E de como cabanas e asnos são melhores escolhas do que palacetes e cavalos




Comecei a reparar nas casas mais pequenas. É sempre numa delas que costumo morar. Os detalhes são o meu pano de fundo.

- Tens a certeza que é nesta rua?- pergunto de olhos esbugalhados perante tanto casario imponente
- Claro! Olha lá, é aquela.
E é a mais desapercebida, escondida e dissonante casa de toda a rua… Ao principio incomodava-me. Sentia-me quase injustiçada. Que diabos! Porque é que tem de ser sempre a mais pobrezinha de todas? Mas agora não. Lido perfeitamente com a situação. Encontro-lhe até um certo encanto peculiar.

- A minha há-de ser aquela ali.
- Porque dizes isso?
- Porque é a que destoa do conjunto. É aquela aonde à partida ninguém preferiria morar. É a minha.
- E não é que é mesmo??
- Eu sabia. :)

Talvez aconteça o mesmo com as outras pessoas... Porque não? É possível que a nossa casa não seja a nossa primeira escolha. Vem-me à ideia a minha mãe que costumava dizer que nunca casamos com a pessoa de quem mais gostamos. Sabedoria antiga.

"Não escolhemos aquilo que temos." Será? Ou escolhemos coisas diferentes quando passamos do plano das utopias, para o das realidades? Não deixam de ser escolhas, mas fundamentadas, racionadas...

Se não vejamos: À primeira vista eu ficaria com o palacete da esquina. Certamente que sim! Mas e depois? Como suportaria as despesas de tal imóvel? É  mais sensato ficar com uma humilde morada, dentro das minhas verdadeiras possibilidades.

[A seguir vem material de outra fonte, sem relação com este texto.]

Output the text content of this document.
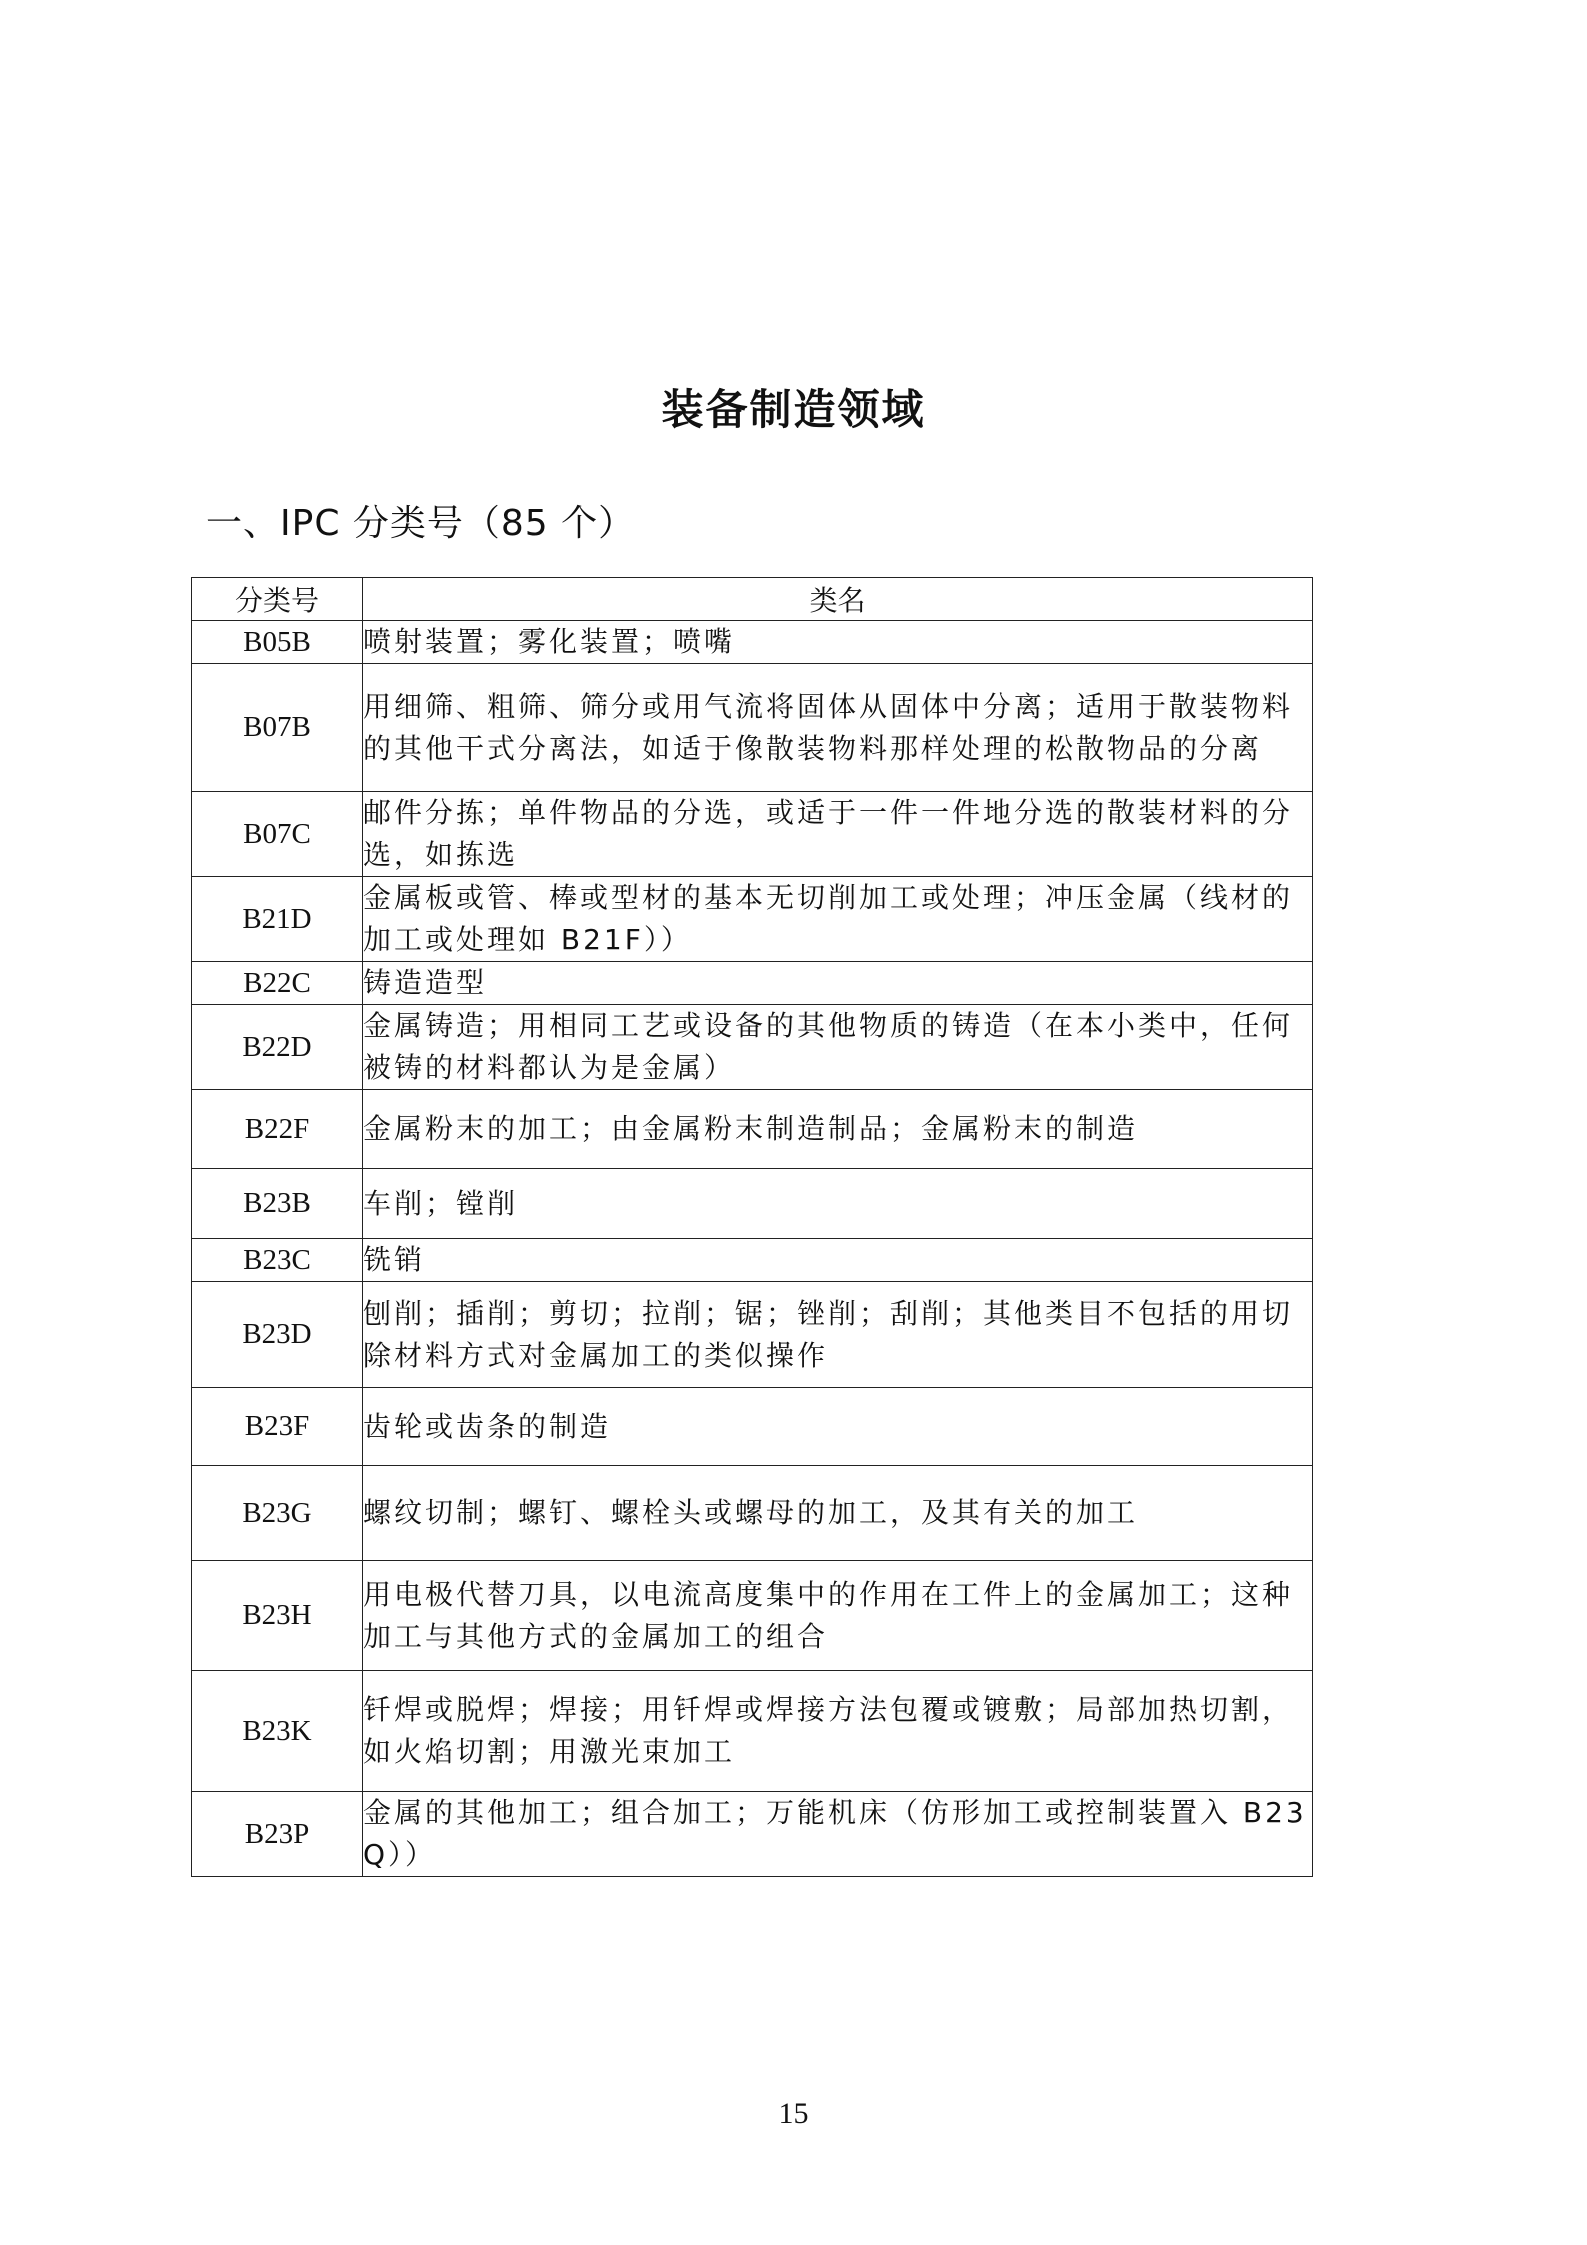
装备制造领域
一、IPC 分类号（85 个）
分类号	类名
B05B	喷射装置；雾化装置；喷嘴
B07B	用细筛、粗筛、筛分或用气流将固体从固体中分离；适用于散装物料的其他干式分离法，如适于像散装物料那样处理的松散物品的分离
B07C	邮件分拣；单件物品的分选，或适于一件一件地分选的散装材料的分选，如拣选
B21D	金属板或管、棒或型材的基本无切削加工或处理；冲压金属（线材的加工或处理如 B21F））
B22C	铸造造型
B22D	金属铸造；用相同工艺或设备的其他物质的铸造（在本小类中，任何被铸的材料都认为是金属）
B22F	金属粉末的加工；由金属粉末制造制品；金属粉末的制造
B23B	车削；镗削
B23C	铣销
B23D	刨削；插削；剪切；拉削；锯；锉削；刮削；其他类目不包括的用切除材料方式对金属加工的类似操作
B23F	齿轮或齿条的制造
B23G	螺纹切制；螺钉、螺栓头或螺母的加工，及其有关的加工
B23H	用电极代替刀具，以电流高度集中的作用在工件上的金属加工；这种加工与其他方式的金属加工的组合
B23K	钎焊或脱焊；焊接；用钎焊或焊接方法包覆或镀敷；局部加热切割，如火焰切割；用激光束加工
B23P	金属的其他加工；组合加工；万能机床（仿形加工或控制装置入 B23Q））
15
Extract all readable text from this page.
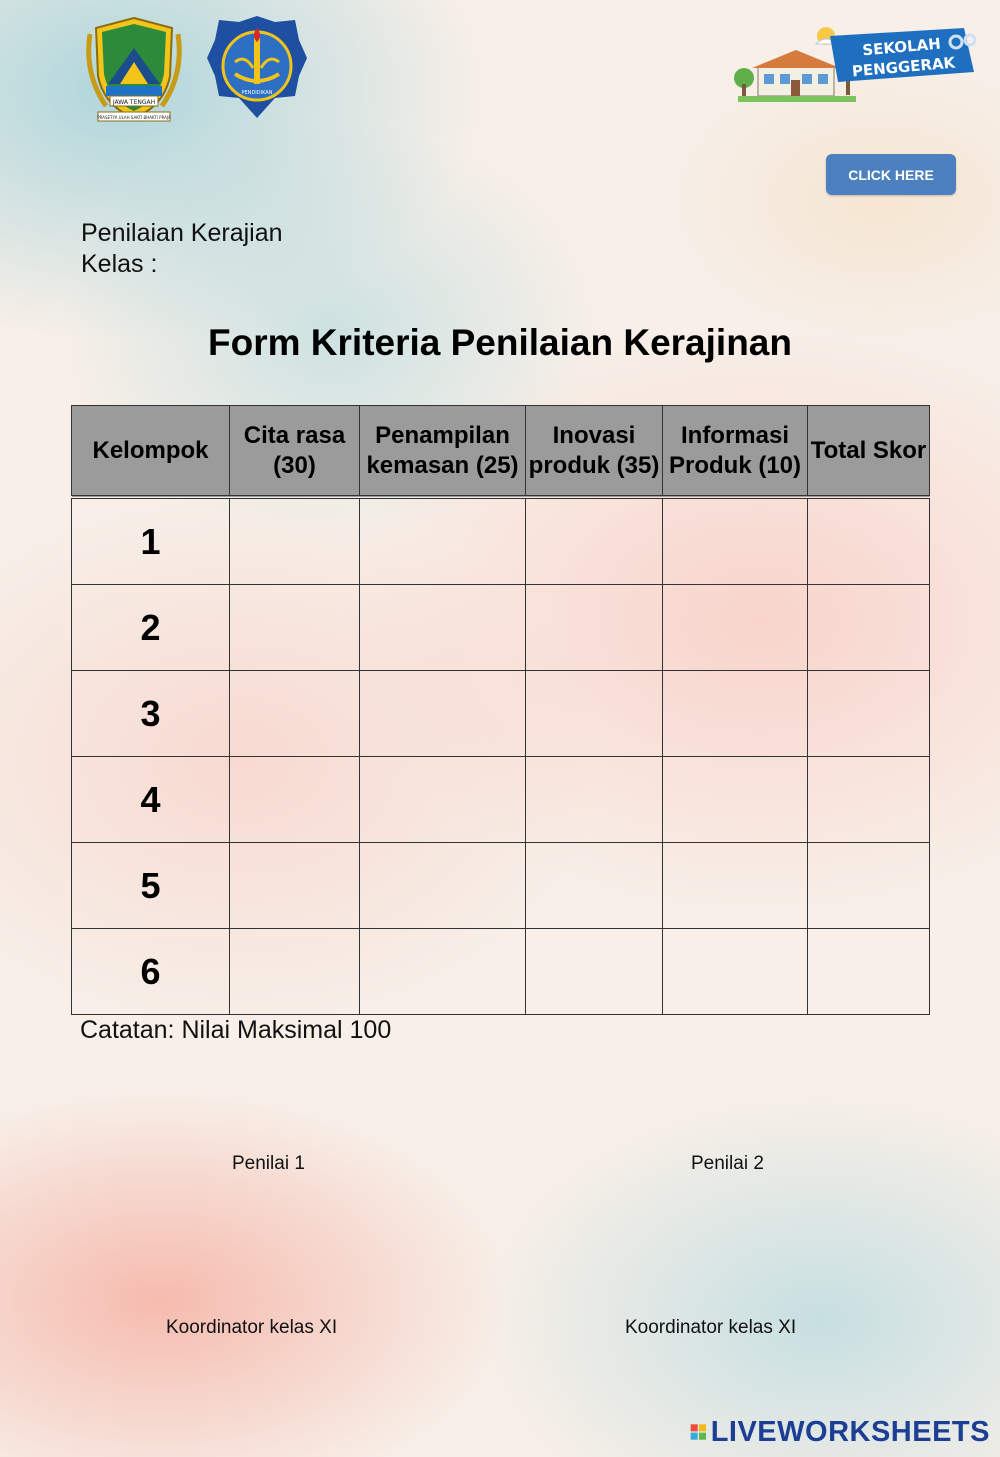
JAWA TENGAH
PRASETYA ULAH SAKTI BHAKTI PRAJA
PENDIDIKAN
SEKOLAH
PENGGERAK
CLICK HERE
Penilaian Kerajian
Kelas :
Form Kriteria Penilaian Kerajinan
Kelompok	Cita rasa (30)	Penampilan kemasan (25)	Inovasi produk (35)	Informasi Produk (10)	Total Skor
1					
2					
3					
4					
5					
6					
Catatan: Nilai Maksimal 100
Penilai 1	Penilai 2
Koordinator kelas XI	Koordinator kelas XI
LIVEWORKSHEETS
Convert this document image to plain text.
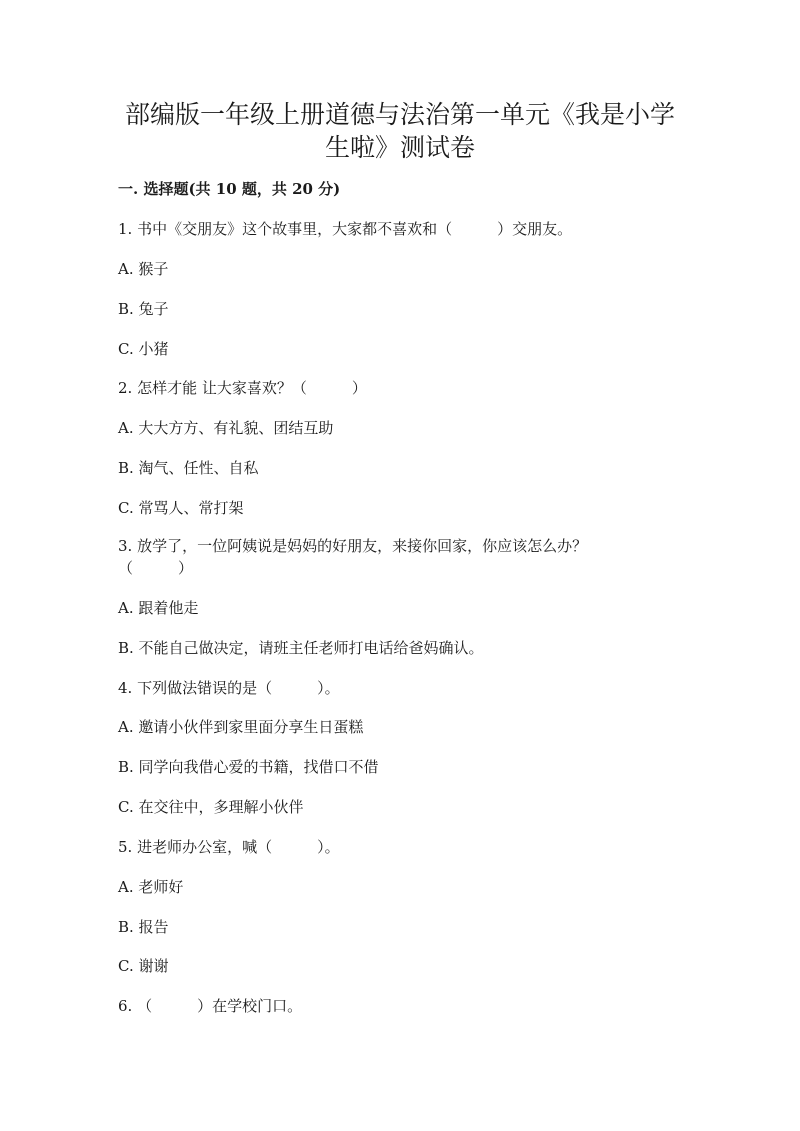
部编版一年级上册道德与法治第一单元《我是小学
生啦》测试卷
一. 选择题(共 10 题，共 20 分)
1. 书中《交朋友》这个故事里，大家都不喜欢和（　　　）交朋友。
A. 猴子
B. 兔子
C. 小猪
2. 怎样才能 让大家喜欢？（　　　）
A. 大大方方、有礼貌、团结互助
B. 淘气、任性、自私
C. 常骂人、常打架
3. 放学了，一位阿姨说是妈妈的好朋友，来接你回家，你应该怎么办？
（　　　）
A. 跟着他走
B. 不能自己做决定，请班主任老师打电话给爸妈确认。
4. 下列做法错误的是（　　　）。
A. 邀请小伙伴到家里面分享生日蛋糕
B. 同学向我借心爱的书籍，找借口不借
C. 在交往中，多理解小伙伴
5. 进老师办公室，喊（　　　）。
A. 老师好
B. 报告
C. 谢谢
6. （　　　）在学校门口。
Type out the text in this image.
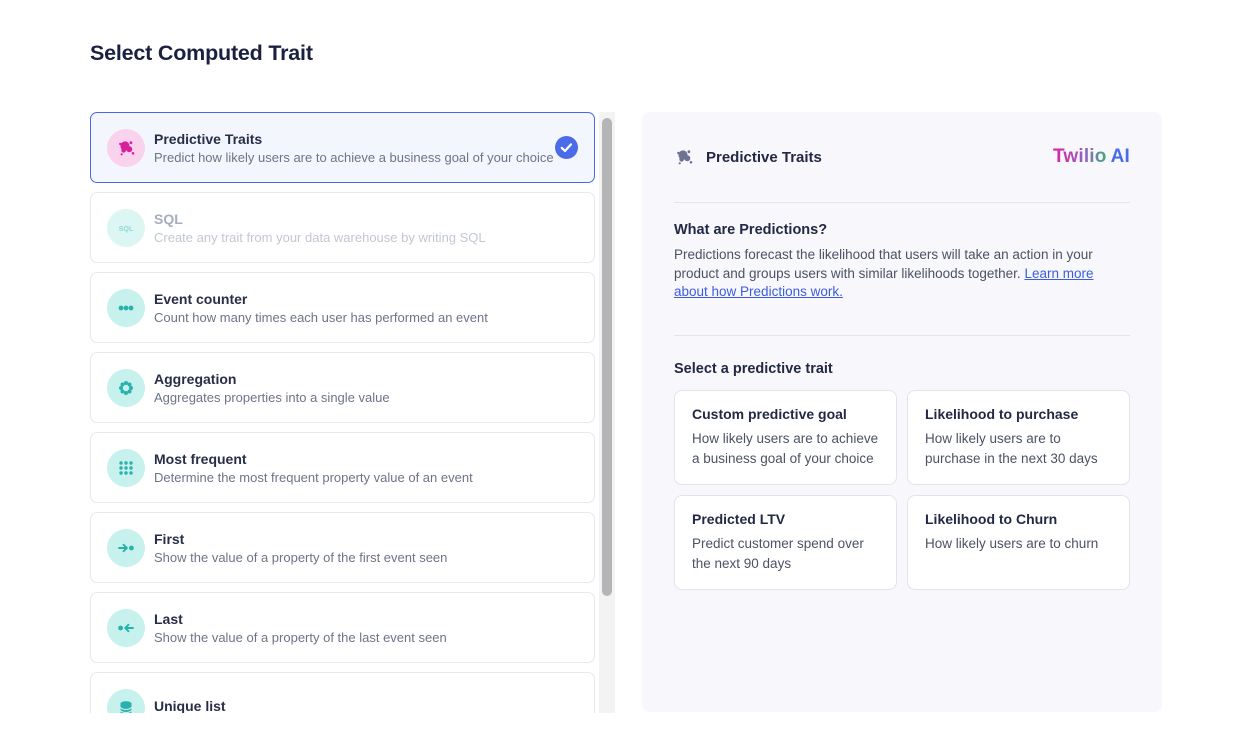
Select Computed Trait
Predictive Traits
Predict how likely users are to achieve a business goal of your choice
SQL
SQL
Create any trait from your data warehouse by writing SQL
Event counter
Count how many times each user has performed an event
Aggregation
Aggregates properties into a single value
Most frequent
Determine the most frequent property value of an event
First
Show the value of a property of the first event seen
Last
Show the value of a property of the last event seen
Unique list
Predictive Traits	Twilio AI
What are Predictions?

Predictions forecast the likelihood that users will take an action in your product and groups users with similar likelihoods together. Learn more about how Predictions work.

Select a predictive trait
Custom predictive goal
How likely users are to achieve a business goal of your choice
Likelihood to purchase
How likely users are to purchase in the next 30 days
Predicted LTV
Predict customer spend over the next 90 days
Likelihood to Churn
How likely users are to churn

Tal como nos casamentos. Casaria com o Brad Pitt? Ah, claro! Mas decididamente ele não seria homem para mim, e eu não seria a opção dele. Melhor alguém que me veja com olhos de coração, e a quem eu possa bem querer pelo que é, e não pelo que representa ser.

A minha filosofia alterou-se consideravelmente de há uns tempos para cá. Agora procuro a minha entre as casas mais pequeninas. E antes quero um asno que me carregue, do que um cavalo que me derrube.

É que temos de aprender alguma coisa nesta vida! Eu aprendi a valorizar os detalhes. É neles que tudo está. O mundo é um puzzle gigantesco. Retalhos e detalhes, detalhes e retalhos. Vamos costurando com dedal e linha, marcando a pé o compasso da costureirinha.